Grudin: The Case Against User Interface Consistency

by Carson Reynolds

Many expert’s heuristics and experimental results support consistency. However we must first define consistency, discriminate between different approaches to consistency, and determine when other concerns overshadow it. Consistency, however, has proven a difficult to define. The article argues that consistency ought not to be the designer’s primary concern, but rather “users and their work.” Interestingly, Grudin sees those interested in consistency because of the “possibility of automating the design and evaluation of some aspects of interfaces.” However, he sees consistency as a “largely unworkable concept.” The article moves ahead to present examples where interface inconsistency improves usability.

Grudin articulates 3 types of consistency:

  • Internal consistency of an interface design.
  • External consistency of interface features with features of other interfaces familiar to the users.
  • Correspondence of interface features to familiar features of the world beyond computing.
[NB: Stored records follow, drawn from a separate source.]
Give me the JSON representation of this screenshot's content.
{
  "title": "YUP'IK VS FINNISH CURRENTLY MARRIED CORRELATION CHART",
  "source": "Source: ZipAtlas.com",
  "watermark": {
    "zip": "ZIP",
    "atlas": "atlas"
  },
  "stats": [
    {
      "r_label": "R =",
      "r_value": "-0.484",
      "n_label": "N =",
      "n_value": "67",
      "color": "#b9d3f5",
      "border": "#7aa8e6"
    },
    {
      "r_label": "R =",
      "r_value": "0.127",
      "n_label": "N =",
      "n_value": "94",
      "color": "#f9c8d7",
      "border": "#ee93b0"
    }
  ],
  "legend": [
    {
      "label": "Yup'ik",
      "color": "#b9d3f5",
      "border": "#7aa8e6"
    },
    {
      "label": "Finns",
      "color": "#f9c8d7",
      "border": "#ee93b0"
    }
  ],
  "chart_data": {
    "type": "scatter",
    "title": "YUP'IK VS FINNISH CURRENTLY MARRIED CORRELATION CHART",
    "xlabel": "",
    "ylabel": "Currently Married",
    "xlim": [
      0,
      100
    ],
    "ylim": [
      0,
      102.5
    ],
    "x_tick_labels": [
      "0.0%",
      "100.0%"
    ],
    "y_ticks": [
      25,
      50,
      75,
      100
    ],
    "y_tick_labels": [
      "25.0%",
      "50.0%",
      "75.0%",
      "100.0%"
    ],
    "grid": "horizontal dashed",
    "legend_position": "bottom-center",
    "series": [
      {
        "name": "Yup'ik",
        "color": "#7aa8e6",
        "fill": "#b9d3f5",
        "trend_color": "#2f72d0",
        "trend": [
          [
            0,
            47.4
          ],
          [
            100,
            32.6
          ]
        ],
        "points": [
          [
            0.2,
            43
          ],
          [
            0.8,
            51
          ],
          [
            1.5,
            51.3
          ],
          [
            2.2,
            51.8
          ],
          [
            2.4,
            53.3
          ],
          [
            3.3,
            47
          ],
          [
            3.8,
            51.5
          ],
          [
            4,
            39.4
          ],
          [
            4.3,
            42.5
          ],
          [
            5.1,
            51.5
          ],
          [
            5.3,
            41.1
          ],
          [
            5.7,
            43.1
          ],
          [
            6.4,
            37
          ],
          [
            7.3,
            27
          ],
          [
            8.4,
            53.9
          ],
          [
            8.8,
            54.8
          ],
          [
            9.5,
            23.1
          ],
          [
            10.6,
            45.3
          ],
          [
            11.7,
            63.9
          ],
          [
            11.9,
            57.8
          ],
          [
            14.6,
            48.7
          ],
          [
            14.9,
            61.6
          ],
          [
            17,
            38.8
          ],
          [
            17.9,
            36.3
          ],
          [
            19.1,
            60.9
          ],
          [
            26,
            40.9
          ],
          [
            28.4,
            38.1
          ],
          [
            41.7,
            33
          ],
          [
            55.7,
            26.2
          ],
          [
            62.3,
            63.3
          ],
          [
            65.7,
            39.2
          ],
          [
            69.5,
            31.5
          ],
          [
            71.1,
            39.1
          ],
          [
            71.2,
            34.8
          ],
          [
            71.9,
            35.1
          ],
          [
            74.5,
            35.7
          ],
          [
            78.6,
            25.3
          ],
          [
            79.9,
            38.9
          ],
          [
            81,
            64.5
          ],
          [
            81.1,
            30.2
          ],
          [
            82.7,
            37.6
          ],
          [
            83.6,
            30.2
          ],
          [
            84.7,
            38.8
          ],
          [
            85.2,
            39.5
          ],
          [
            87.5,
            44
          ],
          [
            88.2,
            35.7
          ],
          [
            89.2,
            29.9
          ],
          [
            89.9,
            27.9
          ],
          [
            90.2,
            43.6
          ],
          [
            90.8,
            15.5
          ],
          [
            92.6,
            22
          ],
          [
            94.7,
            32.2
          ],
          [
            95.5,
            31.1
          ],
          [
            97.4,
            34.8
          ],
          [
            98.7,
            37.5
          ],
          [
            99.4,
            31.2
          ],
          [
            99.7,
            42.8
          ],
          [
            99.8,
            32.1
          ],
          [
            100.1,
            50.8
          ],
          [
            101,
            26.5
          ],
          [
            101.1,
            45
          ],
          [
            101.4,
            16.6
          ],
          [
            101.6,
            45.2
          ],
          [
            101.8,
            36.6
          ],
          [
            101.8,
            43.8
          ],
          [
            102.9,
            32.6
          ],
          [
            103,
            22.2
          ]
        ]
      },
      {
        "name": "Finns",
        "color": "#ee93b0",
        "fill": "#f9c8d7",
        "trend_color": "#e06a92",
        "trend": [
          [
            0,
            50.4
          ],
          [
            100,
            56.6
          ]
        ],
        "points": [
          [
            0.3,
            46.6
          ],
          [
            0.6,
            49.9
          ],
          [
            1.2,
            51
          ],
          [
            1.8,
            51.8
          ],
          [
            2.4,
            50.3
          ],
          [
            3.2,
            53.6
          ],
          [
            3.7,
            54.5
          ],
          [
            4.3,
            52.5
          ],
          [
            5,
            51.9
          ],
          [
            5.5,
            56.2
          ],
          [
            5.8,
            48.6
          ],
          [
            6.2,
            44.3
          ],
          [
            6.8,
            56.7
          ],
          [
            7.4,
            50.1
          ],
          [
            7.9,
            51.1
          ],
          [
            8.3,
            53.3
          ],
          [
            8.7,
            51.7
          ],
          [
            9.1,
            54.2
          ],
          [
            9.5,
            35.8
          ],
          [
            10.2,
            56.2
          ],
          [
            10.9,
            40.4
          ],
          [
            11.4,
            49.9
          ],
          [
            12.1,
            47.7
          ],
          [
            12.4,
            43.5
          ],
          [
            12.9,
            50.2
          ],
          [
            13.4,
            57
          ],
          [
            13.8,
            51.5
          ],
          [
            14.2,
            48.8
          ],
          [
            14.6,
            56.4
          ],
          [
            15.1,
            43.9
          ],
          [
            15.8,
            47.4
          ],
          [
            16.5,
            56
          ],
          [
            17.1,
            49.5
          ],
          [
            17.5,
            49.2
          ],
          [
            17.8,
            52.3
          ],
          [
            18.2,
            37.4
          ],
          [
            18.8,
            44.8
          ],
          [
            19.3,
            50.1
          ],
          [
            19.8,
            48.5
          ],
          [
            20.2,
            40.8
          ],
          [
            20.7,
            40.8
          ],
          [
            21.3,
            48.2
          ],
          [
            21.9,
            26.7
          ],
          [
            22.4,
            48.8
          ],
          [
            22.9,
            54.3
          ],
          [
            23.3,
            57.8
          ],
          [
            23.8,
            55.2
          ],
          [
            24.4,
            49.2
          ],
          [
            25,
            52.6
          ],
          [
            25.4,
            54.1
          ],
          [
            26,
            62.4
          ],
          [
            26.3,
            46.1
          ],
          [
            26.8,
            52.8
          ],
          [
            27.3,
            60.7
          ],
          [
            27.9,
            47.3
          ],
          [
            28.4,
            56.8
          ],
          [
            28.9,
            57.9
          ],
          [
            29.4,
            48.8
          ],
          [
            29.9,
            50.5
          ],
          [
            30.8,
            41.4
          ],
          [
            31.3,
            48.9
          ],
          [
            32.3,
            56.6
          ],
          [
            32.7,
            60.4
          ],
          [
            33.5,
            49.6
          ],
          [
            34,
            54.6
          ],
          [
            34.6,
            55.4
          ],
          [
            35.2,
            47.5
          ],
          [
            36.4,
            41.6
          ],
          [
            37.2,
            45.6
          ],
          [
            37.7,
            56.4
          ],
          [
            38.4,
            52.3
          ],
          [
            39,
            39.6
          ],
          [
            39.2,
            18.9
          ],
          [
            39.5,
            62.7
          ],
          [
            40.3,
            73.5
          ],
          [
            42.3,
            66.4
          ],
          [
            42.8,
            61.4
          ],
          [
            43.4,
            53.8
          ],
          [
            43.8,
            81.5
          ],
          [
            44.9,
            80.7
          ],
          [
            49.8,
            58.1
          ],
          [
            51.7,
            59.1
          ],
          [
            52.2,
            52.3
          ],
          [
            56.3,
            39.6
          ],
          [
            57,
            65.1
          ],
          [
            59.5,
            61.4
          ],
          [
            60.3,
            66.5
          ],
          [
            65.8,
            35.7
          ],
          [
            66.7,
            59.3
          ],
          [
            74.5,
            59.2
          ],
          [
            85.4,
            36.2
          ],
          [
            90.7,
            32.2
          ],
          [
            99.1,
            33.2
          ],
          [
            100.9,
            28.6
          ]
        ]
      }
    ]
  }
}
Grudin moves on to argue that while consistency supports ease of learning, it is in conflict with ease of continued use. After examining different possible keyboard arrangements, Grudin concludes that consistent, learnable interfaces are a hinderance to continued ease of use. After further examining different consistent rules that could be applied to menu defaults, Grudin finds that “no tool to produce or check for interface consistency cold handle this interface design, unless it contained detailed knowledge of the users.”

Grudin concludes by seeking a synthesis of consistency and inconsistency. He argues that task considerations should override consistency, but retreats from this a bit. But mainly he argues that better understanding of users and their work environments will help interface design more than monomaniacal application of guidelines.